Deciding which domain names and hosts belong in a zone is a simple task if you planned your domain hierarchy carefully. Your zone will contain domain names, hosts, and servers. The master zone file, maintained on master servers, contains all the information for the zone.

If you decide to create zones, consider an overall administration scheme. Your plan for who will use and manage names can have a strong influence on zone structure. For example, the upper-level domains should be stable, widely known, and limited in content. Only a few trusted users should be able to create or modify their contents.

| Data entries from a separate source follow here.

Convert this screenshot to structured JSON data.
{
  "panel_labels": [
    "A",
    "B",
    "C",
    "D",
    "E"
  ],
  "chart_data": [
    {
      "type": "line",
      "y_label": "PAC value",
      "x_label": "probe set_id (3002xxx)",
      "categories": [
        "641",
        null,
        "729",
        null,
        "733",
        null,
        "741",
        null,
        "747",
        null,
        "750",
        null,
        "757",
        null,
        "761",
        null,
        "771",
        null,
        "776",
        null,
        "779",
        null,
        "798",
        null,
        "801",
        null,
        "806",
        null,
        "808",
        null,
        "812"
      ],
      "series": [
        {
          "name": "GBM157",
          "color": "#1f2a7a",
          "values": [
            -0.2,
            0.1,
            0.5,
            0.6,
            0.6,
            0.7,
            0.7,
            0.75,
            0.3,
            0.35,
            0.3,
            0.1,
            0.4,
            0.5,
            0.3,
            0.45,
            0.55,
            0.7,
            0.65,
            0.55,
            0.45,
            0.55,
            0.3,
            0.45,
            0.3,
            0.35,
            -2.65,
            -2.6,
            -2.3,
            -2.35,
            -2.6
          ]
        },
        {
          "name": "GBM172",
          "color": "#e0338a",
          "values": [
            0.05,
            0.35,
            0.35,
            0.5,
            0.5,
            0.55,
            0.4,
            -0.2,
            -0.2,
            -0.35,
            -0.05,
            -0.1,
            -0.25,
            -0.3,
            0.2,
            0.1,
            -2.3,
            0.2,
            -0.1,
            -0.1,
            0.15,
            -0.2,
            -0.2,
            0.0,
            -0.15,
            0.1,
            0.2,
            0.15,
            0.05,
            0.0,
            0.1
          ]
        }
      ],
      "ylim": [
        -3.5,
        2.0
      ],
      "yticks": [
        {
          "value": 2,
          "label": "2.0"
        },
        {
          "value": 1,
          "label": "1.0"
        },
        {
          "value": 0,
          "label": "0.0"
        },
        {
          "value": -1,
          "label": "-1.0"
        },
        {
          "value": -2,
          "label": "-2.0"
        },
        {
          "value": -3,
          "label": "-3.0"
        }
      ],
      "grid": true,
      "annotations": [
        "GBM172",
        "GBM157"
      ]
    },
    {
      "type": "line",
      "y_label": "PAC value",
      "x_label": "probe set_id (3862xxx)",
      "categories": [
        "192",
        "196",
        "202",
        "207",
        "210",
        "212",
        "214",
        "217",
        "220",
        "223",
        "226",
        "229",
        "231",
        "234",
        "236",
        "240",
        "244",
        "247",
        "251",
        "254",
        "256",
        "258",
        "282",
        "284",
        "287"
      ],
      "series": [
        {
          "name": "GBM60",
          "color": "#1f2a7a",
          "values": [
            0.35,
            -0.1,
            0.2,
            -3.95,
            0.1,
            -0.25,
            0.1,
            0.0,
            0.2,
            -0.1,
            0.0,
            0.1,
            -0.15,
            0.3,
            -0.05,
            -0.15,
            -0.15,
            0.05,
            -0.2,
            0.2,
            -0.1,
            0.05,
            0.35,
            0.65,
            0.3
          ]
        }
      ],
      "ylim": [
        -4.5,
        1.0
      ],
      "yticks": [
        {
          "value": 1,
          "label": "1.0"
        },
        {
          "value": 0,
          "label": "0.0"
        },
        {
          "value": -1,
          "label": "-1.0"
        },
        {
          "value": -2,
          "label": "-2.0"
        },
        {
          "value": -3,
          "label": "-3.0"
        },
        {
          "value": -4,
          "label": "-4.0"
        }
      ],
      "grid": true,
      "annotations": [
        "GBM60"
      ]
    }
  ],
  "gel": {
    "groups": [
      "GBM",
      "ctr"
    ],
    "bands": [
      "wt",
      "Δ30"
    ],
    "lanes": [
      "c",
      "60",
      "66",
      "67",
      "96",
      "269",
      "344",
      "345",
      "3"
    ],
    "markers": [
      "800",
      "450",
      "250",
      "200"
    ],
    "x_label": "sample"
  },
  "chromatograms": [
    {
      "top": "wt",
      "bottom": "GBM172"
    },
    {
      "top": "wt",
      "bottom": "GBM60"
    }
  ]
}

Typically, someone acts as the technical/zone contact for zones. This contact is concerned with the technical aspects of maintaining the BIND server and resolver software and the data files. The technical/zone contact keeps the BIND server running and interacts with technical users in other domains and zones to solve problems affecting the local domain.

5.3.4 Selecting Servers

Your main goals in choosing hosts for servers should be to achieve availability of data, reliability, and optimum performance. If you create your own zones, you must configure at least one master and one slave server for each zone.

Consider configuring servers even if you are not creating your own zones. If you configure a slave server for the zones (forward and reverse) where your hosts are members and point your hosts to that slave server, the BIND service will continue to work for local names even if you lose your link to the outside world.